In a sober opinion, Judge Donald M. Middlebrooks rejected Bush's claim without blinking. "This well-settled principle--that federal courts interfere in state elections as a last resort--is basic to federalism, and we should take it to heart," he wrote, adding that the Constitution assigns to the states the power to appoint presidential electors. Bush announced that he will appeal the ruling and may continue to appeal it to the U.S. Supreme Court. If the Court's allegiance to federalism means anything, it will decline to intervene. Meanwhile, in the next few days, much of the pending state litigation is being consolidated in the Florida Supreme Court, where it belongs.

But that raises another question: Will the Gore campaign abide by the rulings of Florida's courts and Florida's officials--decisions that could well go against the vice president? As I write, the central question is whether hand-recounted ballots in heavily Democratic counties will be certified as part of Florida's final tally. Under Florida law, the ultimate authority over this matter lies with the three-member state canvassing board from which Governor Jeb Bush recused himself. It includes Katherine Harris, the now-infamous Republican secretary of state; another Republican; and a Democrat sympathetic to George W. Bush. A lower Florida court held that the secretary of state must exercise "sound discretion" if she refuses to certify the hand counts.
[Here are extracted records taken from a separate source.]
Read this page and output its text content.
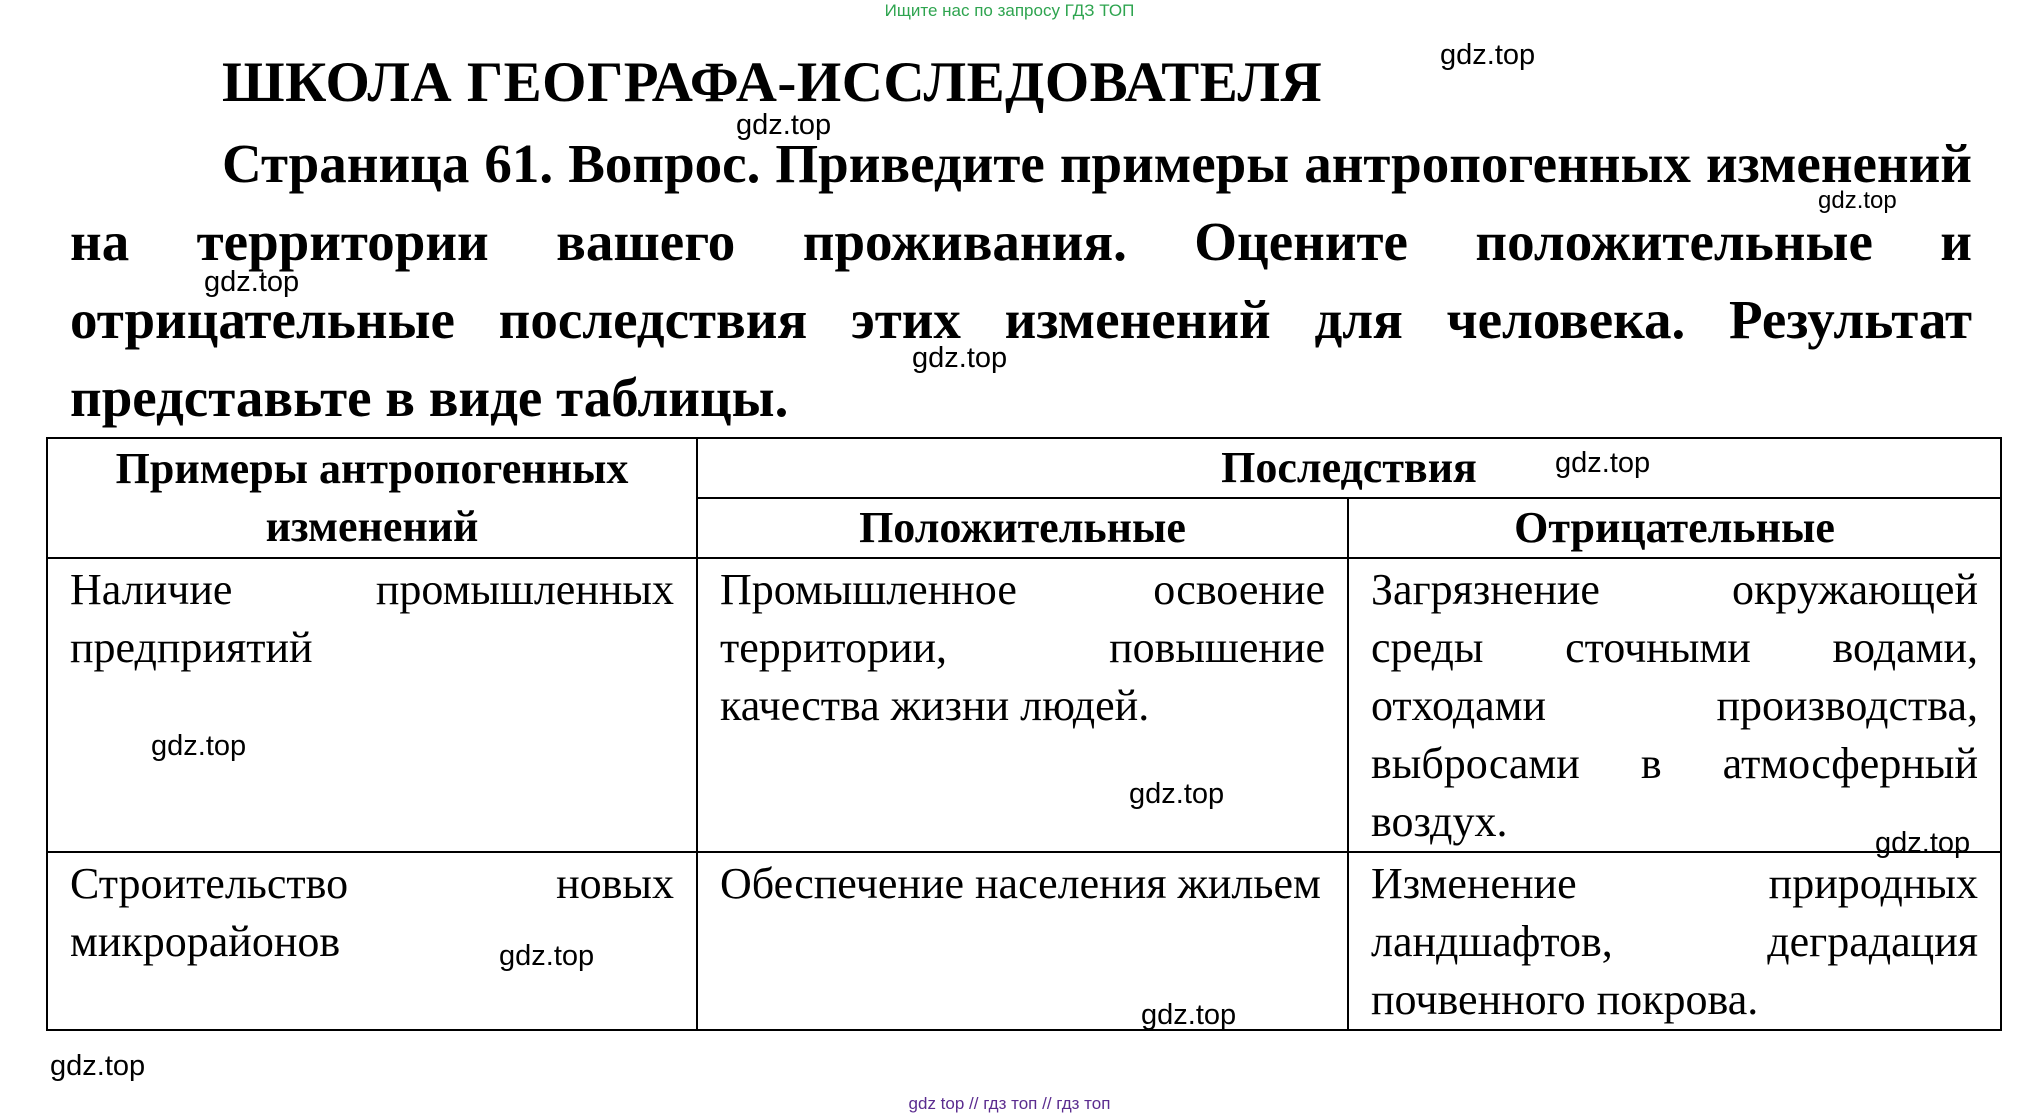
Ищите нас по запросу ГДЗ ТОП
ШКОЛА ГЕОГРАФА-ИССЛЕДОВАТЕЛЯ

Страница 61. Вопрос. Приведите примеры антропогенных изменений на территории вашего проживания. Оцените положительные и отрицательные последствия этих изменений для человека. Результат представьте в виде таблицы.

Примеры антропогенных изменений	Последствия	
	Положительные	Отрицательные
Наличие промышленных предприятий	Промышленное освоение территории, повышение качества жизни людей.	Загрязнение окружающей среды сточными водами, отходами производства, выбросами в атмосферный воздух.
Строительство новых микрорайонов	Обеспечение населения жильем	Изменение природных ландшафтов, деградация почвенного покрова.
gdz.top
gdz.top
gdz.top
gdz.top
gdz.top
gdz.top
gdz.top
gdz.top
gdz.top
gdz.top
gdz.top
gdz.top
gdz top // гдз топ // гдз топ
Now that Harris has announced her refusal to certify them, the Florida Supreme Court could conclude that she violated the lower court's ruling or otherwise thwarted the will of the voters by failing to exercise any discretion at all.

If the state canvassing board then defies the Florida Supreme Court and refuses to certify Gore's electors, we might face the same dilemma that Florida faced in the nineteenth century. If the dispute between the state courts and the state executive isn't resolved by the federal deadline of December 12, it's conceivable that two slates of electors--one for Bush, certified by the state canvassing board, and one for Gore, representing the uncertified result of a manual recount in a few counties--could go to the House and Senate. The analogy to 1876 would then be complete. The question would then be, once again, whether Congress has the power to look beyond the official certification from Florida and determine the actual winner in the disputed counties.

Imagine the following scene: On January 6, the Senate and the House meet in joint session to count the ballots received from the electoral college. Gore, as president of the Senate, is responsible for reading the electoral college results in alphabetical order and tries to count the uncertified Gore votes rather than the certified Bush votes. The House and Senate would then meet separately to decide which of the two slates of electors to accept. Imagine that both houses divide strictly along party lines: The Republican House votes to accept the Bush slate, and the Senate, split 50-50 because of the votes of Joe Lieberman and Maria Cantwell, is deadlocked. Gore casts the tie- breaking vote for himself.

What happens next? According to the Electoral Count Act, passed and amended in the wake of the Tilden debacle, if the two Houses disagree, "the votes of the electors whose appointment shall have been certified by the executive of the State ... shall be counted." So if the House sides with Bush and the Senate with Gore, the election will be decided by ... Florida's Republican Secretary of State, Katherine Harris.

This may seem unfair. But these are the rules. The U.S. Supreme Court has no power to change them and should not be asked to do so. An electoral crisis produces a partisan result--no matter which partisan body makes the final decision. Federal judges couldn't save us from this predicament in 1876, and they can't save us today.